In order to find variants that are in cases but not in controls, we use command sample_stat to count the number of variants:

#These commands take about 15min, and use 1.55G of RAM. 
% vtools update variant --from_stat 'case_num=#(alt)' 'case_hom=#(hom)' 'case_het=#(het)' --samples 'aff=2'
% vtools update variant --from_stat 'ctrl_num=#(alt)' 'ctrl_hom=#(hom)' 'ctrl_het=#(het)' --samples 'aff=1'

When can then find all variants that

  • All heterozygous in cases, none in control

  • All homozygous in cases, none in control

  • Homozygous or heterozygous in cases, none in control

    These are done in seconds.

    % vtools select variant ‘case_het=4’ ‘ctrl_num=0’ -t case_het4_ctrl_0 % vtools select variant ‘case_hom=4’ ‘ctrl_num=0’ -t case_hom4_ctrl_0 % vtools select variant ‘case_hom + case_het =4’ ‘ctrl_num=0’ -t case_4_ctrl_0

You can check the number of variants in these tables using command “vtools show tables”.

4. Narrowing down to a region of interest

See available annotation databases, and use the refGene database

% vtools show annotations
% vtools use refGene-hg19_20110909

Display the variants in refGene NM_006805.

# This command takes about 1min 
% vtools select variant 'refGene.name = "NM_007505"' --output chr pos ref alt 

We can select a wilder region around this gene using ranges:

# This command returns in 1 second 
% vtools select case_4_ctrl_0 'chr="5"' 'pos < 117300000' 'pos > 117000000' \
    --output chr pos ref alt refGene.name case_het case_hom  

To see a list of fields that could be outputted, use command “vtools show fields”.

5. Use ANNOVAR to annotate variants in case_4_ctrl_0.

# It takes 8s to export 300K variants and 54s to import results. 
%vtools export case_4_ctrl_0 ann_input --format ANNOVAR 
%../annovar/annotate_variation.pl ann_input ../annovar/humandb --build hg19
%vtools update --from_file variant ann_input.exonic_variant_function --format ANNOVAR_output\
    --var_info mut_type genename function

vtools import --format ANNOVAR_output by default only import info mut_type. You can use command vtools show format ANNOVAR_output to see available fields and use parameter -var_info to import them.

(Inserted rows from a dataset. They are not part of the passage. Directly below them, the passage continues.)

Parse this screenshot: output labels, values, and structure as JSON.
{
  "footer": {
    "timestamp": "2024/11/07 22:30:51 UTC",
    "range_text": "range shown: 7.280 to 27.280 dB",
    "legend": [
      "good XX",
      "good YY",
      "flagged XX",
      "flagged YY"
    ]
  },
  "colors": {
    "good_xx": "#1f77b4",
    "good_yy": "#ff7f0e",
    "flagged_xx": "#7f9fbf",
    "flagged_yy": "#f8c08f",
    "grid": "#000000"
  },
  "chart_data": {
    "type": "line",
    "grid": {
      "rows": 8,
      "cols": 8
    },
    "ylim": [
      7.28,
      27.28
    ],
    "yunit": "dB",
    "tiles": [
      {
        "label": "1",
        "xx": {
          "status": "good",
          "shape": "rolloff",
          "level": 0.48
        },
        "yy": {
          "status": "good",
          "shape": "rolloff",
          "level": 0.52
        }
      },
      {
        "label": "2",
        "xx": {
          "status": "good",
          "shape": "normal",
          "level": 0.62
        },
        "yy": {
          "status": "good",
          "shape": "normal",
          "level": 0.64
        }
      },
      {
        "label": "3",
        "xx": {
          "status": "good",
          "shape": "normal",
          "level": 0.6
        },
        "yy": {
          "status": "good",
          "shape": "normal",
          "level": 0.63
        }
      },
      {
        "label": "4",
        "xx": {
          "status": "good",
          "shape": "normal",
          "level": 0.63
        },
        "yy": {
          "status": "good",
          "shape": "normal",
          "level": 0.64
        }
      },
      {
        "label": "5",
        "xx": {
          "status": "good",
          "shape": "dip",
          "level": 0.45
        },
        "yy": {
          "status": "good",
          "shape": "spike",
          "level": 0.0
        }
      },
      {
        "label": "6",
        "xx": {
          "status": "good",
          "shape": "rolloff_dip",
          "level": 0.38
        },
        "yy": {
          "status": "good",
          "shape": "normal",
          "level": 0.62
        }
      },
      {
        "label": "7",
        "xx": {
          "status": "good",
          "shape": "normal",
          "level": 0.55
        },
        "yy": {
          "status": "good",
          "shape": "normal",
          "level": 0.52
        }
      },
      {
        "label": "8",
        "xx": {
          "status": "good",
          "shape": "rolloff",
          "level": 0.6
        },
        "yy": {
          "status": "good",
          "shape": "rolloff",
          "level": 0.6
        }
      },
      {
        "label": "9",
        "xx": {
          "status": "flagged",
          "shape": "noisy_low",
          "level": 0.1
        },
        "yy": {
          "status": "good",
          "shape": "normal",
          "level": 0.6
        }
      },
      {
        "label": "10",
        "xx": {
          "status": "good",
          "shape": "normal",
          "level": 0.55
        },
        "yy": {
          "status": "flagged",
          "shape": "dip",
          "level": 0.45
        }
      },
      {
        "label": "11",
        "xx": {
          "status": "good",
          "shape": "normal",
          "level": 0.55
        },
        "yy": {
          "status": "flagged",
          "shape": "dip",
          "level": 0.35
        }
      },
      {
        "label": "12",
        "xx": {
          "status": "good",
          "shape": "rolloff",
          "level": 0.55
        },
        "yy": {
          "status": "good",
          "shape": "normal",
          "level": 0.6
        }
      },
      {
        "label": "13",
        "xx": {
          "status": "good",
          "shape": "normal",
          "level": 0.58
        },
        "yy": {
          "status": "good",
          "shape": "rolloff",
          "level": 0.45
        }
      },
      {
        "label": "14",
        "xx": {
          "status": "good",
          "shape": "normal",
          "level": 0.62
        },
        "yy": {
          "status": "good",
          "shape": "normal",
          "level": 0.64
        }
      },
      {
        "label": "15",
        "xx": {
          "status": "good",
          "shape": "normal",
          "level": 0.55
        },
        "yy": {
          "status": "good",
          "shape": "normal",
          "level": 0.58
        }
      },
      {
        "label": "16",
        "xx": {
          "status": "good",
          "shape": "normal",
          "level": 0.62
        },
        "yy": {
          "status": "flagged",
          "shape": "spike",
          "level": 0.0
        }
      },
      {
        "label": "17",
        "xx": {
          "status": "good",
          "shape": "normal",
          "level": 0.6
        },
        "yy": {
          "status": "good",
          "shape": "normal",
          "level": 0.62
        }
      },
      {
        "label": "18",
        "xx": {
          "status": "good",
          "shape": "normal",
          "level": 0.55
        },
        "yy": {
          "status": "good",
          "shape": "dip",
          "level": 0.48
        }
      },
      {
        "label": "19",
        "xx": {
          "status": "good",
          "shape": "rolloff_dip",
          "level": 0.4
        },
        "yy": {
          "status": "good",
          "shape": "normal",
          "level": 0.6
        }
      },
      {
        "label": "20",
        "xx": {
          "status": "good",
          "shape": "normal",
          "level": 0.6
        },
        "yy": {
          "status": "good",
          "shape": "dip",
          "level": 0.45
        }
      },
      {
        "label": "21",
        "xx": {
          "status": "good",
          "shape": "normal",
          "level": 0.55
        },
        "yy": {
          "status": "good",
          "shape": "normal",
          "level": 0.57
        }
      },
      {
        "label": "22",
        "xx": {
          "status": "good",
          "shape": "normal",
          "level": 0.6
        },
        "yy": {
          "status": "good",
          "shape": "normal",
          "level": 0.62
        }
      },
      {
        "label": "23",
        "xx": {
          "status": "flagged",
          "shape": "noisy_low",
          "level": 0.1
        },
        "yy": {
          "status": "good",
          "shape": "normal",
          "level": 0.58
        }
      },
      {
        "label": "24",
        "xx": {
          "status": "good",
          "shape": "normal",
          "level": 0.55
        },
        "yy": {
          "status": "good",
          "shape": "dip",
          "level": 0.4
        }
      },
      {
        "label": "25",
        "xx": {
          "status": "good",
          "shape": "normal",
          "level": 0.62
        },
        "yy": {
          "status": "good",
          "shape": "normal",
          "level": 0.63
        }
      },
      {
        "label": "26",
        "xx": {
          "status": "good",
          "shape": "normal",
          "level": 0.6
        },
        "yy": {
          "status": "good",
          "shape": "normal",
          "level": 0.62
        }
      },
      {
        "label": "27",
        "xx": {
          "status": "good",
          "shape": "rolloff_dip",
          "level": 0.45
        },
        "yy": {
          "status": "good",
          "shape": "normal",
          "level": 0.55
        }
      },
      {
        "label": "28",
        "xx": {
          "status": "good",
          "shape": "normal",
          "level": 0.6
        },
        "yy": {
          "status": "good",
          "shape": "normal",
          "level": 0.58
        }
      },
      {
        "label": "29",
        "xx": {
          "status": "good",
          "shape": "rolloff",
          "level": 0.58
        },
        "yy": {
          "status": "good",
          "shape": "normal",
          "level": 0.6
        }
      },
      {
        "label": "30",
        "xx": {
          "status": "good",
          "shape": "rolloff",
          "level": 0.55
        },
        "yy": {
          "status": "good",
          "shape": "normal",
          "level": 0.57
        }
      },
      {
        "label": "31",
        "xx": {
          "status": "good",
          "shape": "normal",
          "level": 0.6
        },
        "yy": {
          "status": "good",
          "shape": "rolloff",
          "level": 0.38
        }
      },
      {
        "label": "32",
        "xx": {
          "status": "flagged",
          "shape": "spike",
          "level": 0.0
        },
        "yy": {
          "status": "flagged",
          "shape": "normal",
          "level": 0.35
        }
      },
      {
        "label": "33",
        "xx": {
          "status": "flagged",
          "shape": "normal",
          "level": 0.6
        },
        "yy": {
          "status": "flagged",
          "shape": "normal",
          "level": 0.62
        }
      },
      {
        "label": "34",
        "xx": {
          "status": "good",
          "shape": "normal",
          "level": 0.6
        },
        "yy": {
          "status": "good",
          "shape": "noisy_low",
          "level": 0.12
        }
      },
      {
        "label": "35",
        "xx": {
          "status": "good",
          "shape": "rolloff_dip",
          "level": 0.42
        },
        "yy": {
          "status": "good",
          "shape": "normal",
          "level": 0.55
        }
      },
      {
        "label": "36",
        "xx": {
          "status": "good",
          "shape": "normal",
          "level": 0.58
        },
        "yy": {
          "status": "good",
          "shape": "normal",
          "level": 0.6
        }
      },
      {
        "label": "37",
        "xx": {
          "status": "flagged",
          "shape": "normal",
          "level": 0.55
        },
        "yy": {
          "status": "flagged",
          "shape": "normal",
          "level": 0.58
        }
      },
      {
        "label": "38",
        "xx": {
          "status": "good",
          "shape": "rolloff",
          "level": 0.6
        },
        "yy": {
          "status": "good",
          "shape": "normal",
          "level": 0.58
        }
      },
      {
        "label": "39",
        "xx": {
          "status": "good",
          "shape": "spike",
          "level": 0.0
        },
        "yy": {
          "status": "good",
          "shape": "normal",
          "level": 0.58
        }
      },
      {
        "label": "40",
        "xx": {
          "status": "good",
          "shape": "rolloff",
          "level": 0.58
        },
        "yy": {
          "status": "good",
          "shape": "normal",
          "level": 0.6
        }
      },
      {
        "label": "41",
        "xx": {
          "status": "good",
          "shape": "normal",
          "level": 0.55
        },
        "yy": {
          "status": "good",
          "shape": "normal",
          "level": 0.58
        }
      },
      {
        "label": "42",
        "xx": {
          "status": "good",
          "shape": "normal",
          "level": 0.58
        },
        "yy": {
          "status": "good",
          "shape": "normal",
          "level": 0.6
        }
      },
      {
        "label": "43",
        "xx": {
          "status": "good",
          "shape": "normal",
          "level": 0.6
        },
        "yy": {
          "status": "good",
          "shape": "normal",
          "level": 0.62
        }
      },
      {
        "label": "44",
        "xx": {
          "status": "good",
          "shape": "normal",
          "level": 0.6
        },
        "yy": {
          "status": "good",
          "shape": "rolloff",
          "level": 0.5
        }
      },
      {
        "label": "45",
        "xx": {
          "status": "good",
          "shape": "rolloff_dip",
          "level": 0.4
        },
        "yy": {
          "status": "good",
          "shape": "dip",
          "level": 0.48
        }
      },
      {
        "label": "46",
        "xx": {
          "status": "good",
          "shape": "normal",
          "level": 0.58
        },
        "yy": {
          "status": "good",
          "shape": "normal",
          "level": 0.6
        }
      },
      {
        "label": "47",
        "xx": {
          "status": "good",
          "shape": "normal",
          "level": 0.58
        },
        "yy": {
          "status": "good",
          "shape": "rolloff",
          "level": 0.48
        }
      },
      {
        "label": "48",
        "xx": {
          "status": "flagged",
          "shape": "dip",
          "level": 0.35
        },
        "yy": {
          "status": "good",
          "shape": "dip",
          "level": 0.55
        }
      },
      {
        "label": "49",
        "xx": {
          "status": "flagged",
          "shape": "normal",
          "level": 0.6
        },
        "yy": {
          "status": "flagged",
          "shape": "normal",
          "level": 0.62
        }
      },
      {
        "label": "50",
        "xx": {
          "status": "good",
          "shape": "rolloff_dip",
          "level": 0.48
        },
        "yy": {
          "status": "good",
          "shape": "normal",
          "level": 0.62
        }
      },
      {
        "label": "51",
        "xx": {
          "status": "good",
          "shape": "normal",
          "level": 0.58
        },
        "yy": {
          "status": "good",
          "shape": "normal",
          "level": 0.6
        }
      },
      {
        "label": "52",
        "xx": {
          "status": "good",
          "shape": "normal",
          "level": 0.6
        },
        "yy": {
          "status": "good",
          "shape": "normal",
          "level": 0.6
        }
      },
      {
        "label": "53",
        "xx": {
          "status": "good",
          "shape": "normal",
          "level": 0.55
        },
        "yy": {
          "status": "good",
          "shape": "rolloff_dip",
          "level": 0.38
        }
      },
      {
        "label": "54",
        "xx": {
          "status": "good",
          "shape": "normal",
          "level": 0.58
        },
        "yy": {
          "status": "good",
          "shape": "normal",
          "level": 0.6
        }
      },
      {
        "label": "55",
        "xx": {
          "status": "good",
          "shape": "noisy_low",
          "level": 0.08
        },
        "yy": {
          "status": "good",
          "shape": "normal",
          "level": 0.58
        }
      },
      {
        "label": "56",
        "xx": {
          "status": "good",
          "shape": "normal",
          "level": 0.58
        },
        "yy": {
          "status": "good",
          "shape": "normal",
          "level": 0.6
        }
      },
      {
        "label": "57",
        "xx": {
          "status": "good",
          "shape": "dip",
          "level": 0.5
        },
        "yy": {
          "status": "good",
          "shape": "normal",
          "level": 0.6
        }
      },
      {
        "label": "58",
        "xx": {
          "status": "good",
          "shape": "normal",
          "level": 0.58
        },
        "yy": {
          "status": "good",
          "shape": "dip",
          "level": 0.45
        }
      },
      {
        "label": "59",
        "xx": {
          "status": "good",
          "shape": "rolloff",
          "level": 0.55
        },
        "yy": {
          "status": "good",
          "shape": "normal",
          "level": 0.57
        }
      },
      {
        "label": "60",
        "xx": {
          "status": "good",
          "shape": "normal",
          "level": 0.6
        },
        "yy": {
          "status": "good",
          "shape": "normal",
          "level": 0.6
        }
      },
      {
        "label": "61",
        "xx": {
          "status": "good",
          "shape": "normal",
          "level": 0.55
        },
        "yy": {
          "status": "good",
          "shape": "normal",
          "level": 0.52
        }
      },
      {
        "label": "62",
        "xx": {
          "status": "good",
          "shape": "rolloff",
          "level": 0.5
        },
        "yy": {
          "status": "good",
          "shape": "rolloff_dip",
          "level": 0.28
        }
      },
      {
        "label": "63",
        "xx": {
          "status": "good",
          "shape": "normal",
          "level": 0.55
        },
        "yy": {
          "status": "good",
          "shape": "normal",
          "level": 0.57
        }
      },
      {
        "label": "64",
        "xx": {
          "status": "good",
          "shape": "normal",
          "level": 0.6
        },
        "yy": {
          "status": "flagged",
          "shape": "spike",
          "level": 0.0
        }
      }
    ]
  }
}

Now, we can select variants according to their function.

# Query finishes in 5s 
% vtools select variant 'function is not NULL' -t exonic

6. Filter by dbSNP and 1000 genomes membership

We would like to remove variants that belong to dbSNP and 1000 genomes because they are unlikely to be causal. We first need to use the relevant databases

% vtools use dbSNP
% vtools use /path/to/thousandGenomes-hg19_20110909.DB

and exclude variants by

# Two queries take less than 1s. 
% vtools exclude exonic "dbSNP.chr is not NULL" -t nonDBSNP
% vtools exclude nonDBSNP 'thousandGenome.chr is not NULL' -t nonDBSNP_1000g

7. Filter by quality score

The CASAVA import format imports one quality score during importing, that is the phred scaled quality score for indels and snps. The name of these geno fields are Q_indel and Q_max_gt (Use command vtools show genotypes to see these fields). To get the mean quality score for each variant, we use commands

# This command uses 7.5min and 2.5G of RAM because it involves multiple genotype tables 
% vtools update variant --from_stat 'mean_Q_indel=avg(Q_indel)' \
    'mean_Q_max_gt=avg(Q_max_gt)'

To see if a variant has ‘above average’ quality, you can calculate the average quality score of all variants, using command

% vtools output variant 'avg(mean_Q_indel)' 'avg(mean_Q_max_gt)'

If we determine that any variants that have Q_indel < 300 and Q_max_gt < 100 are of low quality, you can exclude them as follows

# This command takes 15s to execute 
% vtools exclude nonDBSNP_1000g 'mean_Q_max_gt < 400 OR mean_Q_indel < 100' -t result

8. Output selected variants

Finally, we can output selected variants with their annotations using command

dbNSFP is large and might take several hours to download

% vtools use dbNSFP
% vtools output result chr pos ref alt case_het case_hom genename mut_type SIFT_score PolyPhen2_score

We use dbNSFP here because this database contains SIFT and PolyPhen2 score for some of the variants.